The Institute on Taxation and Economic Policy estimates that the 1.3 million people enrolled in or eligible for DACA pay $2 billion each year in state and local taxes.

Immigrants also play a significant role in Pittsburgh’s economy, according to Peduto.

“This is a workforce that has been cultivated over years and years of people who are now our neighbors, and we don’t want to lose them and we’re going to do everything we can to protect them,” Peduto said.

Peduto suggested that the economic impact of ending DACA could persuade Republican lawmakers to enact new protections for DREAMers.

“I can only hope that Republicans in Congress will heed the words of corporate America and make sure that this never comes to fruition,” he said.

U.S. Rep. Keith Rothfus (R-PA) applauded President Trump’s decision to end DACA. In a statement, Rothfus said that former President Barack Obama illegally circumvented Congress to implement DACA by executive order.

“The Trump Administration’s action to end this unconstitutional program restores the rule of law and allows Congress to reclaim its constitutional authority to set immigration policy,” said Rothfus, who represents the 12th Congressional District in southwestern Pennsylvania.

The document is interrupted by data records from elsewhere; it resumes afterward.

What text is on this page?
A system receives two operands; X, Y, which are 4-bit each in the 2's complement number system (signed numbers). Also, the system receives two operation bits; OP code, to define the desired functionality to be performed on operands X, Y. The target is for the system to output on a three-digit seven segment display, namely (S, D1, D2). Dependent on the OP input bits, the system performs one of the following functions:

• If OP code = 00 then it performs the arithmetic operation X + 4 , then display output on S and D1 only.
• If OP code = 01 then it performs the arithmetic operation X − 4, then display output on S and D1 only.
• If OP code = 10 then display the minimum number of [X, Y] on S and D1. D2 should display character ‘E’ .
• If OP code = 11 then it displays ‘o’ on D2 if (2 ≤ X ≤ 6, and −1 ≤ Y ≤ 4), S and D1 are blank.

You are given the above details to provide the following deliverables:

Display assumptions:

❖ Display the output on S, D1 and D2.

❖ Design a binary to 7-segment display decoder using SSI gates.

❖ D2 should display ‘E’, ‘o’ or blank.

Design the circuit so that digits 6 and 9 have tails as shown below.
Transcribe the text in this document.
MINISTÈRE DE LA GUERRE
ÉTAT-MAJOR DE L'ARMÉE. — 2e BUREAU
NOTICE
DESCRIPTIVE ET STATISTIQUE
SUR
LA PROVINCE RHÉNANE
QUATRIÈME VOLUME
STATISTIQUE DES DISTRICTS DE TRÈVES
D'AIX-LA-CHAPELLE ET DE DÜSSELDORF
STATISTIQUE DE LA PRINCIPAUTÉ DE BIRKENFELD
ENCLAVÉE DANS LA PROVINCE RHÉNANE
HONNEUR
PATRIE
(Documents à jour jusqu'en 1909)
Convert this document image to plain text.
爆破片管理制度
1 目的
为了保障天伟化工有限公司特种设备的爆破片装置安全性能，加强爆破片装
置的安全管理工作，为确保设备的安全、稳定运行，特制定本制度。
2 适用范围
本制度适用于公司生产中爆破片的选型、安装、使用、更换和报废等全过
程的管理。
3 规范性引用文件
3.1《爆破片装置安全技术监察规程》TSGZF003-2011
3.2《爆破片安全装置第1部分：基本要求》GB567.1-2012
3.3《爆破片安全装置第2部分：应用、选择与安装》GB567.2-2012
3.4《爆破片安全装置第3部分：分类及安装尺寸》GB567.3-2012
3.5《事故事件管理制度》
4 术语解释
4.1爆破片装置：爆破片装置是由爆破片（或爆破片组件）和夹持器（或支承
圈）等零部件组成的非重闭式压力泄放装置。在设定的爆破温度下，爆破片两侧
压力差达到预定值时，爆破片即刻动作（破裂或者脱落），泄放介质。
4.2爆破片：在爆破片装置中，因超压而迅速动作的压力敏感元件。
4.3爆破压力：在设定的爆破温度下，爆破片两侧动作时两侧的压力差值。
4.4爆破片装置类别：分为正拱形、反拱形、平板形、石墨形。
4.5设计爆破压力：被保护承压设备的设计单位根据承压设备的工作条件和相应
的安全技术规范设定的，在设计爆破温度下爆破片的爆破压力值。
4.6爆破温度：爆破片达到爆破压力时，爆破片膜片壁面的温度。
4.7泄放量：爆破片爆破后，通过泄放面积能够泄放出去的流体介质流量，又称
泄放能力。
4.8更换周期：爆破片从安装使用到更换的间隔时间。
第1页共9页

The U.S., Rothfus said, must secure its borders before “addressing the status of children who were brought here through no fault of their own by their parents.”

U.S. Rep. Mike Doyle (D-PA), whose district includes Pittsburgh, countered in a separate statement that “DACA was a reasonable and compassionate way to deal with undocumented young people who came to this country as children and grew up here.”

Peduto called the Trump administration’s decision to revoke protections for DREAMers, barring action by Congress, cruel.

“It’s probably one of the worst decisions that could be made on both the moral and ethical level – telling people who basically came to this country from a country that they don’t know that they have to return back there,” Peduto said.

Before Sessions announced the Trump administration’s policy on Tuesday, Peduto had begun to discuss potential countermeasures with a bipartisan network of mayors who represent cities across the country. They had not yet chosen a specific course of action in regard to DACA, Peduto said.

In his statement, Casey urged Congress to “move immediately to pass the bipartisan Development, Relief, and Education for Alien Minors (DREAM) Act, which would allow the DREAMers to become permanent residents if they meet the very stringent qualifications outlined in the bill.”

In the meantime, Pennsylvania Attorney General Josh Shapiro said that, while he is “carefully reviewing the President’s DACA directive,” he won’t hesitate to “take legal action if the federal government breaks the law as it ends its commitment to these young people.”